We sometimes carry over these

subconscious realities into wakening,

but it is the individuals that cannot ignore

these often deviant thoughts

thrumming within their heads

when not sleeping that are truly

dangerous.

John Lambremont, Sr. is a poet and writer from Baton Rouge, Louisiana, U.S.A., where he lives with his wife and their little dog. John holds a B.A. in Creative Writing and a J.D. from Louisiana State University.
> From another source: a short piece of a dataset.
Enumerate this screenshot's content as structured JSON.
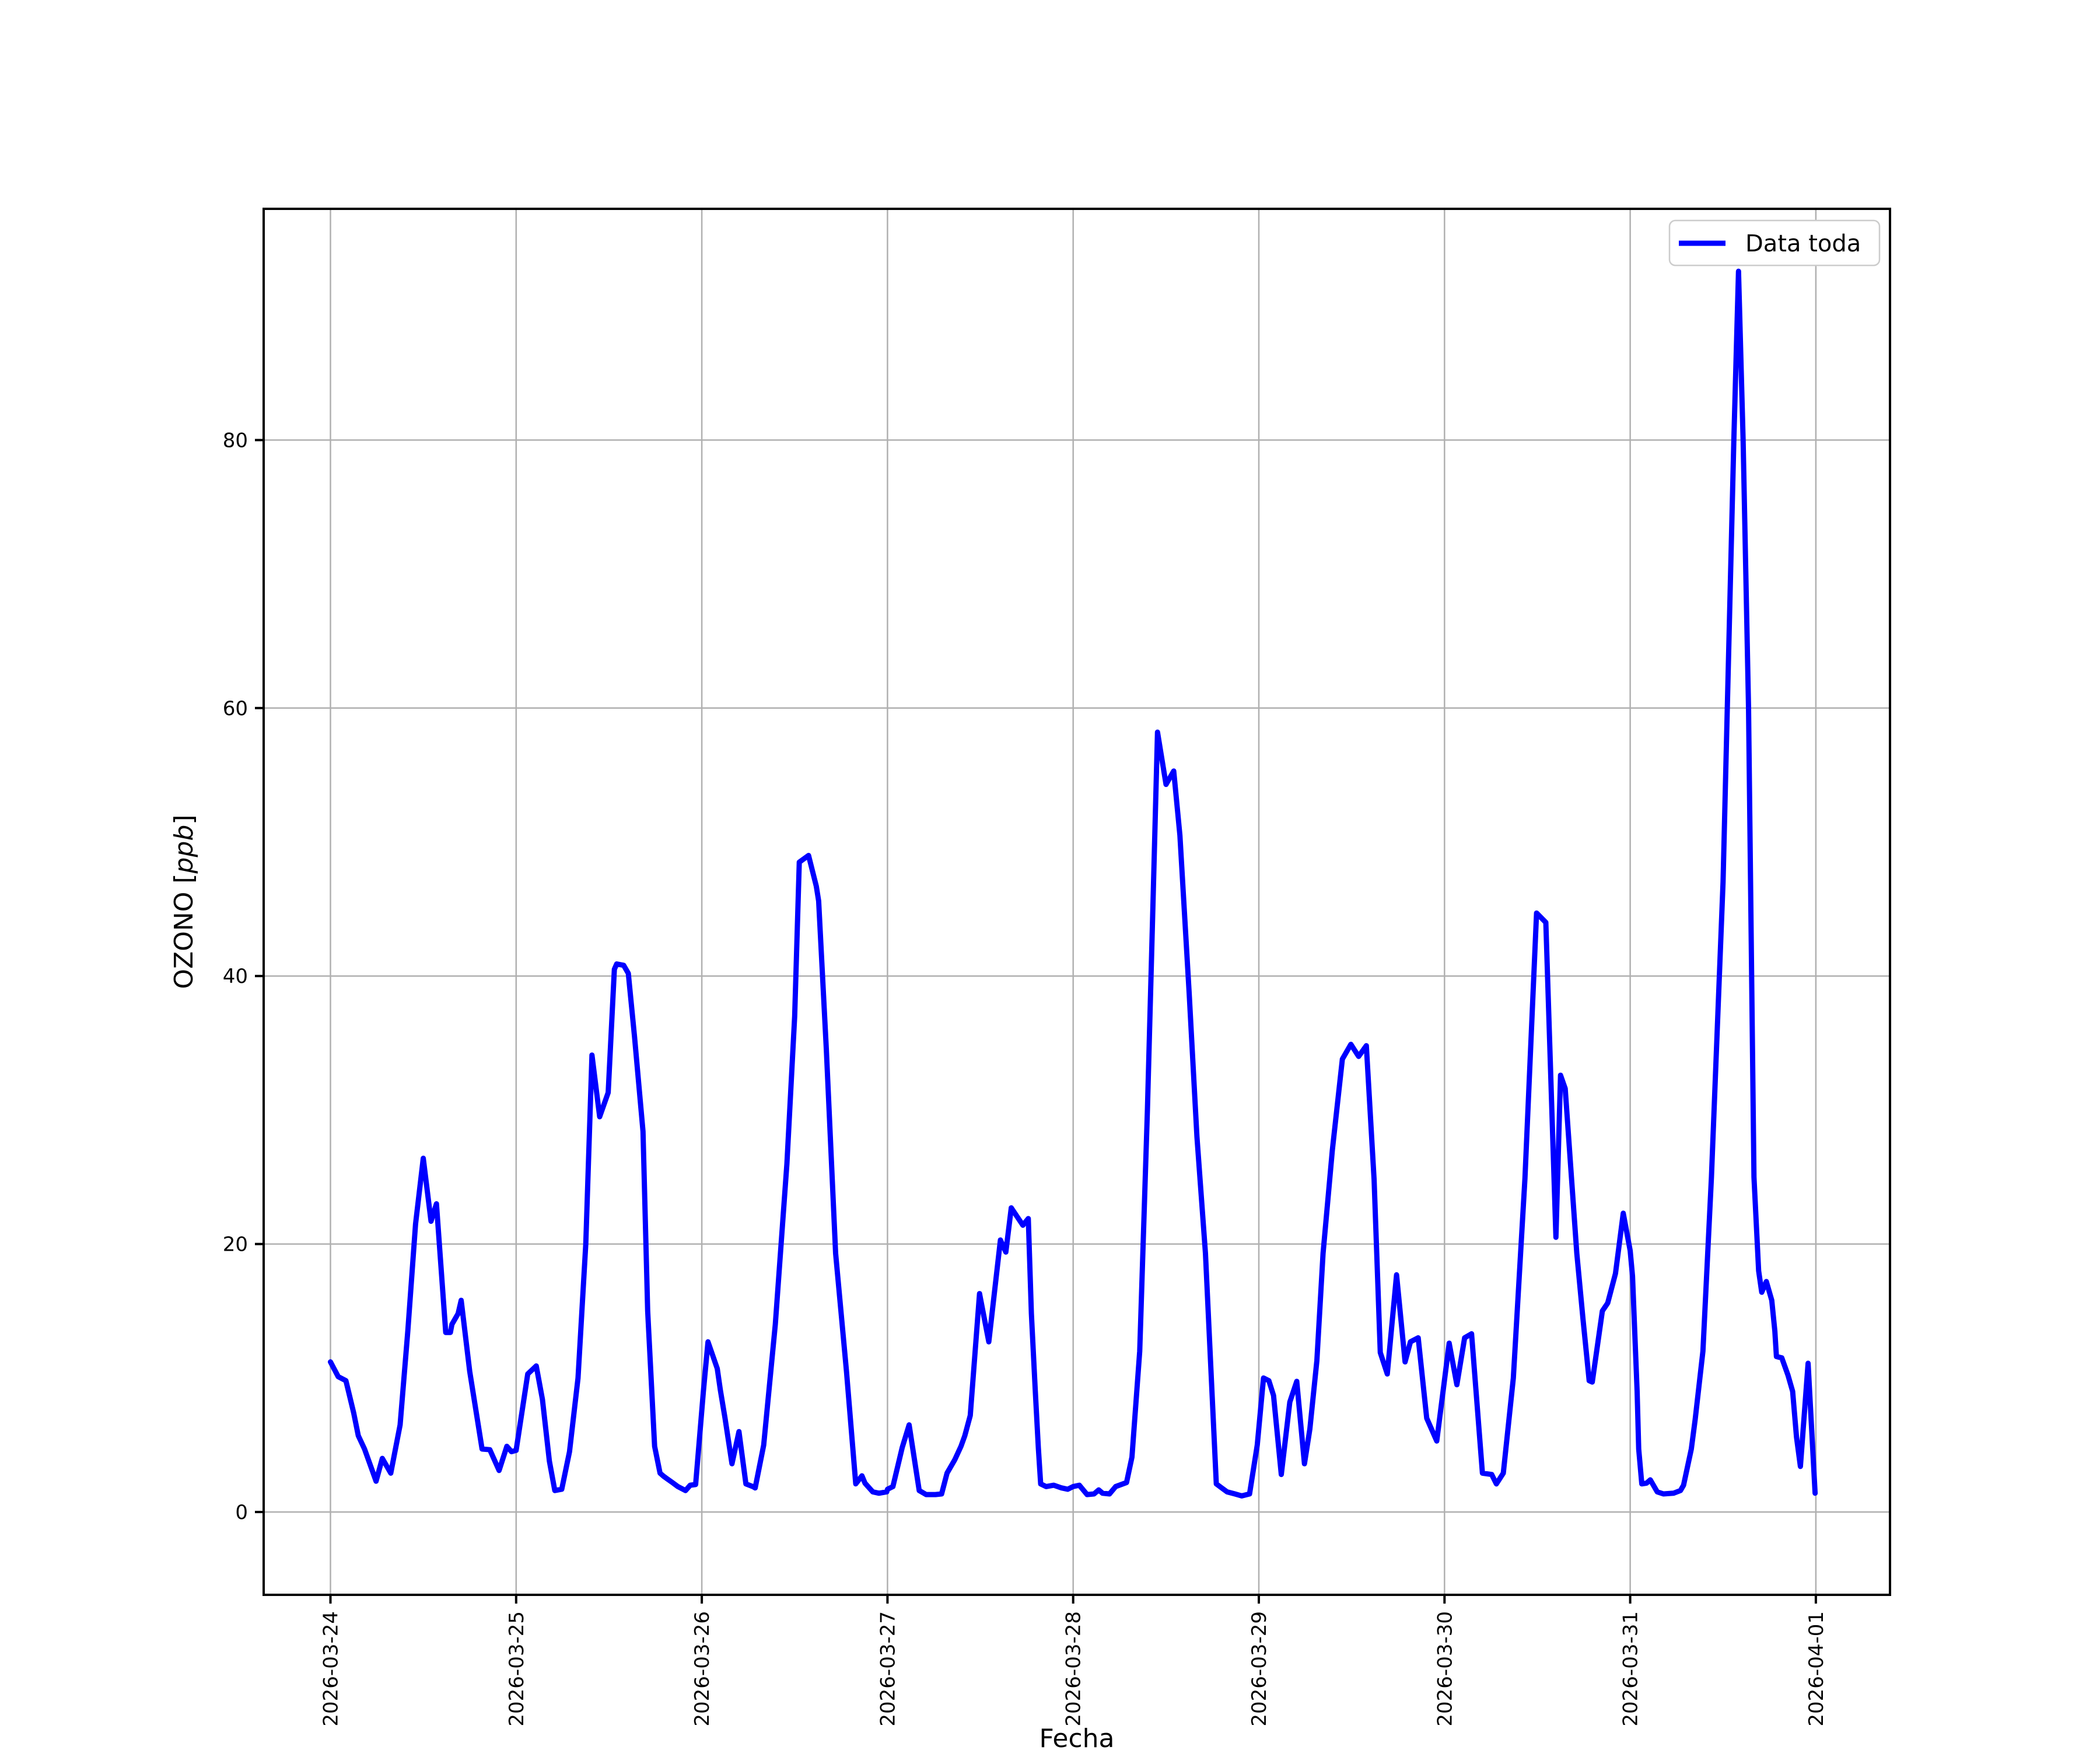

He is the former editor of Big River Poetry Review, and has been nominated for The Pushcart Prize. John’s poems have been published internationally in many reviews and anthologies, including Pacific Review,  Flint Hills Review, The Minetta Review, Sugar House Review, and The Louisiana Review. John’s full-length poetry collections include “Dispelling The Indigo Dream” (Local Gems Poetry Press 2013), “The Moment Of Capture” (Lit Fest Press 2017), “Old Blues, New Blues” (Pski’s Porch Publishing 2018), and “The Book Of Acrostics” (Truth Serum Press 2018). His chapbook is “What It Means To Be A Man (And Other Poems Of Life And Death)”, published in 2014 by Finishing Line Press. John enjoys music, playing the guitar, fishing, and old movies. He has battled pancreatic cancer since 2018.